From fc66f02976bb11b629bcf71346c2858eccbcf1a3 Mon Sep 17 00:00:00 2001
From: Jeff Davis <jeff@j-davis.com>
Date: Thu, 11 May 2023 10:36:04 -0700
Subject: [PATCH v5 1/7] For user-defined collations, never set
 collencoding=-1.

For new user-defined collations, always set collencoding to the
current database encoding so that it is never shadowed by a built-in
collation.

Built in collations that work with any encoding may have
collencoding=-1, and if a user defines a collation with the same name,
it will shadow the built-in collation.

Previously it was possible to create an ICU collation (which was
assigned collencoding=-1) that was shadowed by a built-in collation
and completely inaccessible.
---
 src/backend/commands/collationcmds.c          | 28 +++++++++++++------
 .../regress/expected/collate.icu.utf8.out     |  2 +-
 2 files changed, 21 insertions(+), 9 deletions(-)
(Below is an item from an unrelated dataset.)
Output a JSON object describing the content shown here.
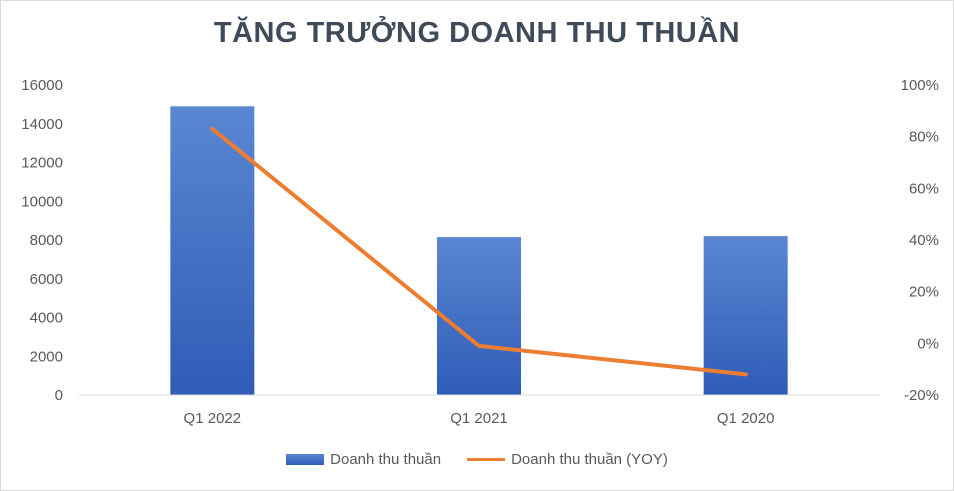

diff --git a/src/backend/commands/collationcmds.c b/src/backend/commands/collationcmds.c
index c91fe66d9b..a53700256b 100644
--- a/src/backend/commands/collationcmds.c
+++ b/src/backend/commands/collationcmds.c
@@ -302,16 +302,29 @@ DefineCollation(ParseState *pstate, List *names, List *parameters, bool if_not_e
 					(errcode(ERRCODE_INVALID_OBJECT_DEFINITION),
 					 errmsg("ICU rules cannot be specified unless locale provider is ICU")));
 
+		/*
+		 * The collencoding is used to hide built-in collations that are
+		 * incompatible with the current database encoding, allowing users to
+		 * define a compatible collation with the same name if
+		 * desired. Built-in collations that work with any encoding have
+		 * collencoding=-1.
+		 *
+		 * A collation that's a match to the current database encoding will
+		 * shadow a collation with the same name and collencoding=-1. We never
+		 * want a user-created collation to be shadowed by a built-in
+		 * collation, so for user-created collations, always set collencoding
+		 * to the current database encoding.
+		 */
+		collencoding = GetDatabaseEncoding();
+
 		if (collprovider == COLLPROVIDER_ICU)
 		{
 #ifdef USE_ICU
 			/*
-			 * We could create ICU collations with collencoding == database
-			 * encoding, but it seems better to use -1 so that it matches the
-			 * way initdb would create ICU collations.  However, only allow
-			 * one to be created when the current database's encoding is
-			 * supported.  Otherwise the collation is useless, plus we get
-			 * surprising behaviors like not being able to drop the collation.
+			 * Only allow an ICU collation to be created when the current
+			 * database's encoding is supported.  Otherwise the collation is
+			 * useless, plus we get surprising behaviors like not being able
+			 * to drop the collation.
 			 *
 			 * Skip this test when !USE_ICU, because the error we want to
 			 * throw for that isn't thrown till later.
@@ -321,11 +334,10 @@ DefineCollation(ParseState *pstate, List *names, List *parameters, bool if_not_e
 						(errcode(ERRCODE_FEATURE_NOT_SUPPORTED),
 						 errmsg("current database's encoding is not supported with this provider")));
 #endif
-			collencoding = -1;
 		}
 		else
 		{
-			collencoding = GetDatabaseEncoding();
+			Assert(collprovider == COLLPROVIDER_LIBC);
 			check_encoding_locale_matches(collencoding, collcollate, collctype);
 		}
 	}
diff --git a/src/test/regress/expected/collate.icu.utf8.out b/src/test/regress/expected/collate.icu.utf8.out
index b5a221b030..9c9e1e4f48 100644
--- a/src/test/regress/expected/collate.icu.utf8.out
+++ b/src/test/regress/expected/collate.icu.utf8.out
@@ -1062,7 +1062,7 @@ SELECT collname FROM pg_collation WHERE collname LIKE 'test%' ORDER BY 1;
 
 ALTER COLLATION test1 RENAME TO test11;
 ALTER COLLATION test0 RENAME TO test11; -- fail
-ERROR:  collation "test11" already exists in schema "collate_tests"
+ERROR:  collation "test11" for encoding "UTF8" already exists in schema "collate_tests"
 ALTER COLLATION test1 RENAME TO test22; -- fail
 ERROR:  collation "test1" for encoding "UTF8" does not exist
 ALTER COLLATION test11 OWNER TO regress_test_role;
-- 
2.34.1